For me, it is very annoying how badly implemented S/MIME is in most clients: usually the user has two options: either only encrypt if requested manually every time a mail is composed or to only allow sending if a receipient certificate is available. I cannot understand the latter option in clients such as Thunderbird: I cannot imagine anybody that could use TB with that option as there always will be receipients that do not have a certificate.

What's really missing in most email encryption implementations is the option to "encrypt if possible". This could either mean to only check for certs in the local store or in an advanced version to be able to automatically query certificate servers.

Olav

[mikeb]

You can get free-of charge S/MIME certificates from Thawte and CAcert - with a number of restrictions.

These are slightly tedious to export from your browser but it's not hugely difficult.

BUT THERE IS A MAJOR MAJOR DRAWBACK. The free certificates that you "just download" are severely compromised from a security point of view because they are generated by the certification authority. In other words, they create your private key and send it to you (unless I have completely minunderstood how it works).

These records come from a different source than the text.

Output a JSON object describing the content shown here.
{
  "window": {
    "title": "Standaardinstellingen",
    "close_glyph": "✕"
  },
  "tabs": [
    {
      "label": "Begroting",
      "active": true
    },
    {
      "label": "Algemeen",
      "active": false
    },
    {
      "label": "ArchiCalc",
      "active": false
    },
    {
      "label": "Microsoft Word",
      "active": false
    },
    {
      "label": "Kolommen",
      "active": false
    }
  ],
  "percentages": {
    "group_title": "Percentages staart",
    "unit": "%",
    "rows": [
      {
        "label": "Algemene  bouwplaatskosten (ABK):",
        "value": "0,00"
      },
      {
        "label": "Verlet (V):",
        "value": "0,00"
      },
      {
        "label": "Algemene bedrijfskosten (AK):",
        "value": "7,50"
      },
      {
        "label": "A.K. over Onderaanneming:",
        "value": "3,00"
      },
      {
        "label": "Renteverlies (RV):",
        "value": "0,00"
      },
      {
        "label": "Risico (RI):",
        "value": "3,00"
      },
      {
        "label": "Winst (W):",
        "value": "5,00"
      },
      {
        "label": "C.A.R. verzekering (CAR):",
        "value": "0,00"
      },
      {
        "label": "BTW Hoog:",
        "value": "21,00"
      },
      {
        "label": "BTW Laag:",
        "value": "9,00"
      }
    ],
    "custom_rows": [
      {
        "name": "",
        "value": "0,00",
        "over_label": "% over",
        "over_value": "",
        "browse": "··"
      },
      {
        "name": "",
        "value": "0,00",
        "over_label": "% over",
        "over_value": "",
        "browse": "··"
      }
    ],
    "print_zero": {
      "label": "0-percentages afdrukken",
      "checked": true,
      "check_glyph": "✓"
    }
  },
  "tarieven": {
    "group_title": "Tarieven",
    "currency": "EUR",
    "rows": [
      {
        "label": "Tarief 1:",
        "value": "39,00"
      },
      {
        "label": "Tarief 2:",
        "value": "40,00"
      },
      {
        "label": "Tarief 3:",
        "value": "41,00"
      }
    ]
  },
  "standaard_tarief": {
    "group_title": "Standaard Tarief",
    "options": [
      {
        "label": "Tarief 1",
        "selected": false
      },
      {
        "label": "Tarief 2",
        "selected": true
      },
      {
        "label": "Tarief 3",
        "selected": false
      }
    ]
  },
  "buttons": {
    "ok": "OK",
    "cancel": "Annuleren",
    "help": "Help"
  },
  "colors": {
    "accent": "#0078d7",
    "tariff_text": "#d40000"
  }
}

I believe that they may offer the option of providing you with free-of-charge certificate signing if you generate your own certificate and make a signing request, but I have yet to investigate that far.

So - as I understand it - you can get a free-and-easy but untrustable certificate from them for playing with S/MIME but it would be wise not to use it for anything serious.

If I got this hopelessly wrong I would very much appreciate being enlightened by someone who has investigated further than I have.